Federal Reserve Governors Thursday hinted that the central bank might be close to the end of its extended program of interest rate hikes, although not at the expense of allowing an unwanted rise in inflation.
Governor Susan Bies told reporters after a speech to business leaders in Los Angeles that the Fed is getting closer to calling a halt to its string of interest-rate hikes.
"We're closer (to neutral) than we were a few months ago," she said. Neutral rates are those that neither stimulate nor stymie economic activity.
Bies's comments were echoed by Governor Mark Olson who, speaking at the University of Arkansas in Little Rock, said the Fed has reached a point in monetary policy it had previously identified as neutral.
But he said it was impossible to know whether policy was indeed neutral, and that theoretically conditions could exist for the Fed to go beyond neutral.
At the Fed's March meeting "we did indicate that some additional tightening may be required, but we also were quite careful to say that would be dependent on the information that comes in," Olson said.
Indeed, because there is a delay between implementation of rate hikes and their impact on the economy, the Fed needs to be aware of the potential for "overshooting," Gov.
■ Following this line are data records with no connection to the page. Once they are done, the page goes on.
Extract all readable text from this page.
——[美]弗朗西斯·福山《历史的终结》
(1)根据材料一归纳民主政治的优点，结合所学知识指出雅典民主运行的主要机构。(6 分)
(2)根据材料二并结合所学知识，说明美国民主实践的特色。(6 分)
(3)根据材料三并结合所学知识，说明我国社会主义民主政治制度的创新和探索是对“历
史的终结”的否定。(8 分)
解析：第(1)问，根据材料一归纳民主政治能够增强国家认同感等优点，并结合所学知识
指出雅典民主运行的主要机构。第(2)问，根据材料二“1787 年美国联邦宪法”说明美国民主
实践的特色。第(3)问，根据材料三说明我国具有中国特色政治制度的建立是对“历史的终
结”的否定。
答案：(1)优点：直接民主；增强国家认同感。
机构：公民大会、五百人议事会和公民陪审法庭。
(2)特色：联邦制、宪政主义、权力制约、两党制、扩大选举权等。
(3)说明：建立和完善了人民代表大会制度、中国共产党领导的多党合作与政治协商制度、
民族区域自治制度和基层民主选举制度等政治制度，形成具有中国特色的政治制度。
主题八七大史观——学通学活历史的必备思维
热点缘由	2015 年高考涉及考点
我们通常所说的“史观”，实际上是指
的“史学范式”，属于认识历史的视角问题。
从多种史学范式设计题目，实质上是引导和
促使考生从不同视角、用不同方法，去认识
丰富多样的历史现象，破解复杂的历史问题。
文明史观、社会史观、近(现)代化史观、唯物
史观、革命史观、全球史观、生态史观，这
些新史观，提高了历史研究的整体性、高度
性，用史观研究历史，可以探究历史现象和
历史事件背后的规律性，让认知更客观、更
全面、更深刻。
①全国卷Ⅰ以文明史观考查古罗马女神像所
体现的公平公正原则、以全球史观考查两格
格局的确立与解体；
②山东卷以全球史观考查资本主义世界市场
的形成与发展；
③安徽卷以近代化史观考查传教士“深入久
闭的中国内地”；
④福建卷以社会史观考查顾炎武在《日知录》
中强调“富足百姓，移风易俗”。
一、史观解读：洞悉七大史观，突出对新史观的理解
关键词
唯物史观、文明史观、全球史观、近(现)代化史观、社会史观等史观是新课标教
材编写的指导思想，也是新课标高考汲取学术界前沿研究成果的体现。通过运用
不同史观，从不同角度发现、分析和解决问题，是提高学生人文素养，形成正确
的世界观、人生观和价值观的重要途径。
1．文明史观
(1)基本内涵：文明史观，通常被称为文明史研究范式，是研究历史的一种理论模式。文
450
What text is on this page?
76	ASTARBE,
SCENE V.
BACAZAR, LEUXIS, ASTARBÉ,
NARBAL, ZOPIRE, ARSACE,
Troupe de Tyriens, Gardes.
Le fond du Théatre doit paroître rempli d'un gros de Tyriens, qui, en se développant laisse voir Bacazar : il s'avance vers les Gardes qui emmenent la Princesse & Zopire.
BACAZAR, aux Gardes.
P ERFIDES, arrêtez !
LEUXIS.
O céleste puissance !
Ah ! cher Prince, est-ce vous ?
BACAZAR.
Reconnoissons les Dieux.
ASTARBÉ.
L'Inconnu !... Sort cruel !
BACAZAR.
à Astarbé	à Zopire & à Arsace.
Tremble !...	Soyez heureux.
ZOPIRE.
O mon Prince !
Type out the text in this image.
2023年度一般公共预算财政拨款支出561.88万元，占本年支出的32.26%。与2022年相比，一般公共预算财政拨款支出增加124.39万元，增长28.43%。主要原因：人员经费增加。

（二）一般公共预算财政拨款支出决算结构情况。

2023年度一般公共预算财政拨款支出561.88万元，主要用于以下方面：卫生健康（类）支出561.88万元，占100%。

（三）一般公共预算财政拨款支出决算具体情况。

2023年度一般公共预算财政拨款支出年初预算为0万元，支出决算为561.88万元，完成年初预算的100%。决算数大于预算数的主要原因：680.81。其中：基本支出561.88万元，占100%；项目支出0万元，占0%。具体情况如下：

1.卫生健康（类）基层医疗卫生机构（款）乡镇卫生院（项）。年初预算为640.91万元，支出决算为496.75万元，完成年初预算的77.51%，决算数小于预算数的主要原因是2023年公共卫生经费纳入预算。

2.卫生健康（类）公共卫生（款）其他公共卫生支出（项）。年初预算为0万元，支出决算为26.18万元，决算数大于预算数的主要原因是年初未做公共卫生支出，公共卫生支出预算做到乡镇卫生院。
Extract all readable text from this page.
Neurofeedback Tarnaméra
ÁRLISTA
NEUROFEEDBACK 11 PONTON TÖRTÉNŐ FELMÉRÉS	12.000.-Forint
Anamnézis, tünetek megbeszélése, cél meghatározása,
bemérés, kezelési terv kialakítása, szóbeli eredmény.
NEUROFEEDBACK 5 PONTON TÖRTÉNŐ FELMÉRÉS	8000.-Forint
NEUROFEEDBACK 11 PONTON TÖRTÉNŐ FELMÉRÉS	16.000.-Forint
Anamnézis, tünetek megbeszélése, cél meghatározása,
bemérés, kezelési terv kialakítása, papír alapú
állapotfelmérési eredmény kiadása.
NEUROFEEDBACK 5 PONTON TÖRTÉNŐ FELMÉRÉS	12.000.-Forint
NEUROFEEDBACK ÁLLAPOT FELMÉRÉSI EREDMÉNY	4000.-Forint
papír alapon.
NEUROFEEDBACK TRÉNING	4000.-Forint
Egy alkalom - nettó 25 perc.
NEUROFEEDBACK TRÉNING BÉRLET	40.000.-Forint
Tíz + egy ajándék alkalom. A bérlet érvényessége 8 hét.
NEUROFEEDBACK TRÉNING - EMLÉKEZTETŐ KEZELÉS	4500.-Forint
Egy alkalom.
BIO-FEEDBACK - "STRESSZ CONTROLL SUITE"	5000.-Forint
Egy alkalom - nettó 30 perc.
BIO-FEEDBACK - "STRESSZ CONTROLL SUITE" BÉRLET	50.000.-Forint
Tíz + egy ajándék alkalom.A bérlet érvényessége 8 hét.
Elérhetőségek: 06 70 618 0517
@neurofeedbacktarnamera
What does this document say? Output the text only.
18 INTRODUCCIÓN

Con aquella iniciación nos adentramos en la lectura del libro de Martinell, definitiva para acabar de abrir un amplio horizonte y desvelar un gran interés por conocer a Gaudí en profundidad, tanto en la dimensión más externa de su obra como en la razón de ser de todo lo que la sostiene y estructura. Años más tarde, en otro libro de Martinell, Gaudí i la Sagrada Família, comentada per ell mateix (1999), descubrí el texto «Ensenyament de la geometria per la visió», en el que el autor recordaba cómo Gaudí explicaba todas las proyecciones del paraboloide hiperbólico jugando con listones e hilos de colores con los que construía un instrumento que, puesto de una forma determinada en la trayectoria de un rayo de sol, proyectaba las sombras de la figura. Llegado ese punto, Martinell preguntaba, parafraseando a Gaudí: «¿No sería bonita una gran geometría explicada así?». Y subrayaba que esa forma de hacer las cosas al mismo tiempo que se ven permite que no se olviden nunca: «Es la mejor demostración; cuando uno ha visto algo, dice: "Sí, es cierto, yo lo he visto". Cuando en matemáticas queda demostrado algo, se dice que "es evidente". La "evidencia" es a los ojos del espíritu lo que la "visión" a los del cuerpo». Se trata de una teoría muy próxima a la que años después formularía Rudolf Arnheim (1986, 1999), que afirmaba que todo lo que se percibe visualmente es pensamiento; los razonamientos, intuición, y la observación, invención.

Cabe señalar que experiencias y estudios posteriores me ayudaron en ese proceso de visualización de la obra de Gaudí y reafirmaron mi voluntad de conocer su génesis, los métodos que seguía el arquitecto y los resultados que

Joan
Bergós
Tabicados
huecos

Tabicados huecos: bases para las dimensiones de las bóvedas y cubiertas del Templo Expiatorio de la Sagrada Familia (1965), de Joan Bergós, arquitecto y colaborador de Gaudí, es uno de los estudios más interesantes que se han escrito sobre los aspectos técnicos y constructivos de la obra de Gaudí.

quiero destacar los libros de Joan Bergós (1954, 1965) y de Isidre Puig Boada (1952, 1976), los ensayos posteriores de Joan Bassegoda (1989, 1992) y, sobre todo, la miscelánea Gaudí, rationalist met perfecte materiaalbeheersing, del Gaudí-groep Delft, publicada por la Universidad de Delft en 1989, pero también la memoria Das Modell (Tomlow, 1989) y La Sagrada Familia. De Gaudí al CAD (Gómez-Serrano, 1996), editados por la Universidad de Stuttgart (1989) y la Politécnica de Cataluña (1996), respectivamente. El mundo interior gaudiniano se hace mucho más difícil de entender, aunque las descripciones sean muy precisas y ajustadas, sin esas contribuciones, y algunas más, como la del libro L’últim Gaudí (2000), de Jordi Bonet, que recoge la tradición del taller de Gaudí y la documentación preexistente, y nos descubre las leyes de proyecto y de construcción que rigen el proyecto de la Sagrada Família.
Donald Kohn said in Oklahoma City after a speech to business leaders.
"Overshooting is one of the things we are very aware of as a risk in policy today," Kohn said, noting that it was not good enough to just "look out the window" at current conditions.
The economy was an "extremely interesting juncture," Kohn said, adding that he did not know how much policy firming will be needed to accomplish the Fed's objective of sustainable growth and low inflation.
Since June 2004, the Federal Open Market Committee has raised interest rates 15 times by a quarter of a percentage point each, bringing the bellwether federal funds rate to its current 4.75 percent from 1.0 percent.
On balance, financial markets are expecting two more rises, which would carry the benchmark funds rate to 5.25 percent.
Kohn, seen as a possible contender to succeed Roger Ferguson as vice chairman of the Fed, said the hikes had so far achieved the central bank's goal of sustainable non-inflationary growth.
The FOMC is aware of the dangers inflation poses, and was weighing information "meeting by meeting," he said.
Kohn said U.S. housing markets are likely to feel the first effects of interest-rate rises and cited signs that home markets are starting to slow, adding that this could weigh on consumer spending.
Still, he said: "At this time, even with housing markets cooling, the fundamentals remain favorable for solid gains over the coming months and quarters in both consumer spending and business investment."
Bies gave a ringing endorsement to the U.S. economy along with the state of Corporate America.
"When you look at it, this economy is about as good as it gets," she said. "Things are very, very good ... employment is growing very robustly."
Some pundits have looked at that robust jobs growth and falling unemployment rate, now at a 4 1/2-year low, as a possible trigger to wage inflation.
Even so, "we have seen few signs of upward pressure on labor compensation," Olson said.
Kohn added that although U.S. unemployment and industrial capacity use rates were at levels historically linked with rising inflation, the past was not always a perfect guide.
He said he would not be surprised to see wages pick up as labor markets tighten but said that did not necessarily need to feed inflation since productivity, or hourly output per worker, has been growing.
Kohn said he expects the pace of economic growth to moderate in the coming months but that forecasting is difficult right now because some of the economy's many moving parts, particularly housing, "look like they are in transition."
Policy-makers need "not just to look out the window but to see what's going to happen in the future" and try to discern early signs growth may be slowing or inflation may be picking up, he said.
"We are at an especially interesting juncture," Kohn said.
If his overall expectations pan out and the economy slows, Kohn said, inflation should remain roughly stable.
But strength in demand and a "narrowing margin" of slack in the economy meant he was "focused on making sure that inflation and inflation expectations remain well anchored."
Above all, Kohn said the Fed must be prepared for all outcomes, including the possibility that the economy does not moderate as expected, raising the odds of higher inflation.
Olson and Kohn said the economy has been holding up well in the face of high energy prices, which have pinched disposable income for many Americans. Crude oil futures this week have risen back toward record highs set in September in the wake of Hurricane Katrina.
If oil prices "flatten" at around $70 per barrel -- a few years ago, an unheard-of level -- "the drag on real income and spending from rising energy costs should diminish over time, as should the risk of additional energy cost pressure on underlying, or core, inflation," Olson said.